Tuesday, July 9th, 2019

Hot Chip – Melody of Love

Spoilers: video does not end with Alexis shooting laser beams from his eyes…


[Video]
[6.43]

Ian Mathers: Depending on your taste and/or emotional state Hot Chip are both easy to love and easy to deride, and honestly as long as they’re determined to keep their hearts this firmly on their sleeves, I can’t see either of those things changing even a little. Nearly 20 years (!) in they don’t seem to be slowing down, but as you’d expect for a band that has few actual “hits” but still manages to headline festivals, I fully expect this to be manna for the faithful but not necessarily effect many conversions. To me, the lineage they’re in stretches from more obvious references like New Order, the Pet Shop Boys, and house music, to plenty of other great UK pop weirdos/aesthetes like 10cc (cf. the video), and I find “Melody of Love”, like many of their best songs, effortlessly moving in both a physical and emotional sense.

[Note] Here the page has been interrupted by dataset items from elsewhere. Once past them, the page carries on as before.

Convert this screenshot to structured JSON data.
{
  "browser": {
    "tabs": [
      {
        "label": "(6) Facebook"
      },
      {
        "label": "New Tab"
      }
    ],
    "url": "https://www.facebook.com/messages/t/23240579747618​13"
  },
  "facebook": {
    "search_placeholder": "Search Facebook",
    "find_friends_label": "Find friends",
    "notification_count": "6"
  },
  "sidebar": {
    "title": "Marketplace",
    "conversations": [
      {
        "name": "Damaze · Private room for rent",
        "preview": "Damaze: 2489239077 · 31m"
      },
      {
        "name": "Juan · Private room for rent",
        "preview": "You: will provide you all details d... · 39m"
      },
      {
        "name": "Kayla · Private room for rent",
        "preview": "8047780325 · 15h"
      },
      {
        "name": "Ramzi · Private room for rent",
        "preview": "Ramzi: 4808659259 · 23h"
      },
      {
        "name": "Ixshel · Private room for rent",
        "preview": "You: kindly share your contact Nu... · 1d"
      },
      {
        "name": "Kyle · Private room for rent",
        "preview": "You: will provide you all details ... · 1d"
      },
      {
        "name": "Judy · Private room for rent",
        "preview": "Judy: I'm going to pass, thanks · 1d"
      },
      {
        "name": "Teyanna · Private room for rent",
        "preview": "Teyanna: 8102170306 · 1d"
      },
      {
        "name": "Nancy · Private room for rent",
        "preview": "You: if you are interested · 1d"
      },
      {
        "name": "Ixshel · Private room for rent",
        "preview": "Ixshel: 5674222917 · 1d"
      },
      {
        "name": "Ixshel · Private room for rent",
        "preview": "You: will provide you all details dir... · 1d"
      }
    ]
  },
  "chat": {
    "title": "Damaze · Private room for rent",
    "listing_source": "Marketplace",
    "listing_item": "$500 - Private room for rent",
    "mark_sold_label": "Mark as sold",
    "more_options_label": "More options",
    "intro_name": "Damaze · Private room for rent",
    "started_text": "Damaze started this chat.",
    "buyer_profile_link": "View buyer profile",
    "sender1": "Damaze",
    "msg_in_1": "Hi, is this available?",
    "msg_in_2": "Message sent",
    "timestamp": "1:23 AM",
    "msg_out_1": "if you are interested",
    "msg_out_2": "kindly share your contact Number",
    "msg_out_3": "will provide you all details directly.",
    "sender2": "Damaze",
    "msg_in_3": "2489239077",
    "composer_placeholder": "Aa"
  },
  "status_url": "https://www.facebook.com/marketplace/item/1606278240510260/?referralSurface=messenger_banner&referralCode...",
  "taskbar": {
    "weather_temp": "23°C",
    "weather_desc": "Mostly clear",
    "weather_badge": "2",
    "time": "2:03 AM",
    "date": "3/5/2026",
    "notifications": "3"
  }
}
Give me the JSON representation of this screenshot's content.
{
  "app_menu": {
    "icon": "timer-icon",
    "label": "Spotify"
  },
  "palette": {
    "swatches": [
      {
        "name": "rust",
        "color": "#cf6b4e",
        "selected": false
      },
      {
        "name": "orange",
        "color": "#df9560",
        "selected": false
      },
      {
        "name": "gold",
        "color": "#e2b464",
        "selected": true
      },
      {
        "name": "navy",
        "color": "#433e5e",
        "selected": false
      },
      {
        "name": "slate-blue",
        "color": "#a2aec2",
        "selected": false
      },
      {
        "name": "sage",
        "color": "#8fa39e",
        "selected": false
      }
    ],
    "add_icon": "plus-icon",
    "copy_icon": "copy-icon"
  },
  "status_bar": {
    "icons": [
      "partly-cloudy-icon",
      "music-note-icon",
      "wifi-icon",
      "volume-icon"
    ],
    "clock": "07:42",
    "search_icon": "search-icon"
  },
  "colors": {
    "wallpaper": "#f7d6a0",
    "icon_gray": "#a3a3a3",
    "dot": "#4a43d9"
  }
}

It seems very Hot Chip that maybe the most directly soaring chorus from the new album is the one that has the most melancholy baked right into the text. Like many of my other favourite Hot Chip songs, it makes me think of some lines from Joe Goddard’s solo album (sung there by bandmate Alexis Taylor): “make your own kind of problems/make something out of your fears/make your own music/let it bring you to tears.”
[10]

Scott Mildenhall: An amazing thing about Alexis Taylor is that the voice that’s so suited to mess-arounds like “Night & Day” does sincerity just as well. One Life Stand wouldn’t be half as good without his vulnerable quaver — or for that matter Joe Goddard’s counterpoint — and it’s the same here. Melancholy’s full breadth was not known until it passed through him. So sad, but so secure, Hot Chip again come closer than all-comers to emanating the physical reality of human warmth through sound.
[8]

Katherine St Asaph: I don’t recall hearing any synthpop track recently with this much late-late-career-rock-band-touring-too-big-arenas (if the hyphenate’s too unwieldy, substitute “U2”) energy.
[5]

Will Adams: Corny as hell (that sermon interlude!), but with Alexis Taylor’s delicate warble and the numerous synth baubles wrapped around the track, it’s dazzling enough to get lost in and surrender to its cheese.
[7]

Alfred Soto: A song as sunlight room, with crisply buttered treats on white dishes. Hot Chip excel at tracks like “Melody of Love.” Finding an equilibrium between the requirements of the dance floor and keeping our ears satisfied fascinates them as it did New Order. As their, ah, melodies become more dulcet they lose interest in kinetics. 
[5]

Iris Xie: A potentially pretty song ruined by some questionable choice in mixing. All the instruments seem stacked right behind the vocals, rendering the vocalist’s light voice as competition against the synths. The preacher bridge sounds tacked on in order to hammer home the line, “Do you have faith to feel / In this world?” Thing is, this ode to wanting one to open one’s heart and listen more to the world is at odds with this claustrophobic production.
[5]

Nicholas Donohoue: I love space-y, synth-y, too repetitious for its length nonsense as much as anyone, and for 2019 this is especially strong nonsense. So much to the point that it has slipped out of my mind since I started writing this, which quite honestly I’m counting as a pro.